Most aged in India are experiencing a highly protracted death in hospitals, entangled in tubes and machines. Such ‘medicalised death’ entails huge psychological, social and financial costs for both patients and their caregivers. There are also many who are dying in abject neglect. However, Government response to end-of-life care has been almost negligible and there is an acute information deficit on dying matters.
This book examines different settings where elderly die, including hospitals, family homes and palliative set-ups. The discourse is set in the backdrop of international attempts to restructure and reconfigure the health delivery system for ageing population. It makes critical commentaries on global developments, offers state-of-art reviews of recent advances, substantiates and corroborates facts by personal narratives and case histories.

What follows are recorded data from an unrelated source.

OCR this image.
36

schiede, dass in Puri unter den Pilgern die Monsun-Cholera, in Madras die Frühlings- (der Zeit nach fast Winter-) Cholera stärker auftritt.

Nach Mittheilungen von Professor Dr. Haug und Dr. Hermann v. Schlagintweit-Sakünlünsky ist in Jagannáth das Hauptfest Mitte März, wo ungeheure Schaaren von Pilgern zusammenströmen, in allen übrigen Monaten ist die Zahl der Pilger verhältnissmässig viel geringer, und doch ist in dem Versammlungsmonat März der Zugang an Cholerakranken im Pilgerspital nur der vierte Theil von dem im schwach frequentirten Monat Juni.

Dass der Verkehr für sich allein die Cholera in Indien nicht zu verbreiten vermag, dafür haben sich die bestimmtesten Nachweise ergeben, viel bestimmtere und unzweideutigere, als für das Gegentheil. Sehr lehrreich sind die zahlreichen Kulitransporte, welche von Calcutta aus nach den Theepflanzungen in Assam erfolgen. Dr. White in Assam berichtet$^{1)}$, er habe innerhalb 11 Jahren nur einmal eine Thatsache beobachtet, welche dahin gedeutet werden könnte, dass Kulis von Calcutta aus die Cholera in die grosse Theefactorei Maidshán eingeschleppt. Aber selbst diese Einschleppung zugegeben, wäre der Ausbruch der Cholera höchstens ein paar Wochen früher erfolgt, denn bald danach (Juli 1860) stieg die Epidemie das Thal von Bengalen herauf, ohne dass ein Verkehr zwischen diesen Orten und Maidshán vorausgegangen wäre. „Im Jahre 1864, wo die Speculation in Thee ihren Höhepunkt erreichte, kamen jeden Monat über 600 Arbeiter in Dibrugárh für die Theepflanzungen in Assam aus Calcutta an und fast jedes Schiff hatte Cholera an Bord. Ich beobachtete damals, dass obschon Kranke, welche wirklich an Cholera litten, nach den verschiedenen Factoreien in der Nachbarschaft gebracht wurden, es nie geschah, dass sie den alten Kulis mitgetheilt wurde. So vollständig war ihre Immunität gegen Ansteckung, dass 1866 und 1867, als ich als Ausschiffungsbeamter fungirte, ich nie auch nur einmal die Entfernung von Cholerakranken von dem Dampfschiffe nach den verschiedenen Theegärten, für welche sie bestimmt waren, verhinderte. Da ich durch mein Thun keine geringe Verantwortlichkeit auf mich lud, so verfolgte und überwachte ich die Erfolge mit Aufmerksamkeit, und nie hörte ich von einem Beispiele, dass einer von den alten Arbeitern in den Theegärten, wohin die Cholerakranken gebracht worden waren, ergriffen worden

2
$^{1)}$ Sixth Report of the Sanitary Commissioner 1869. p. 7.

The book overcomes a segmental understanding of the field by weaving various sociological, medical, legal and cultural issues together. Finally, the authors critically examine biomedicine’s potential to meet the complex needs of the dying elderly.In an attempt to bring cultural sensitivity in end-of-life care, they explore the lost Indic ‘art of dying’ which has the potential to de- medicalise death.
Increasing public sensitivity to poor dying conditions of the elderly in India and facilitating changes to improve care systems, this book also demonstrates the limitations of the western specialization of death. It will be of interest to academics in the field of Medical Sociology/Anthropology, Medicine, Palliative care, Public Health and Social Work, Social Policy and Asian Studies.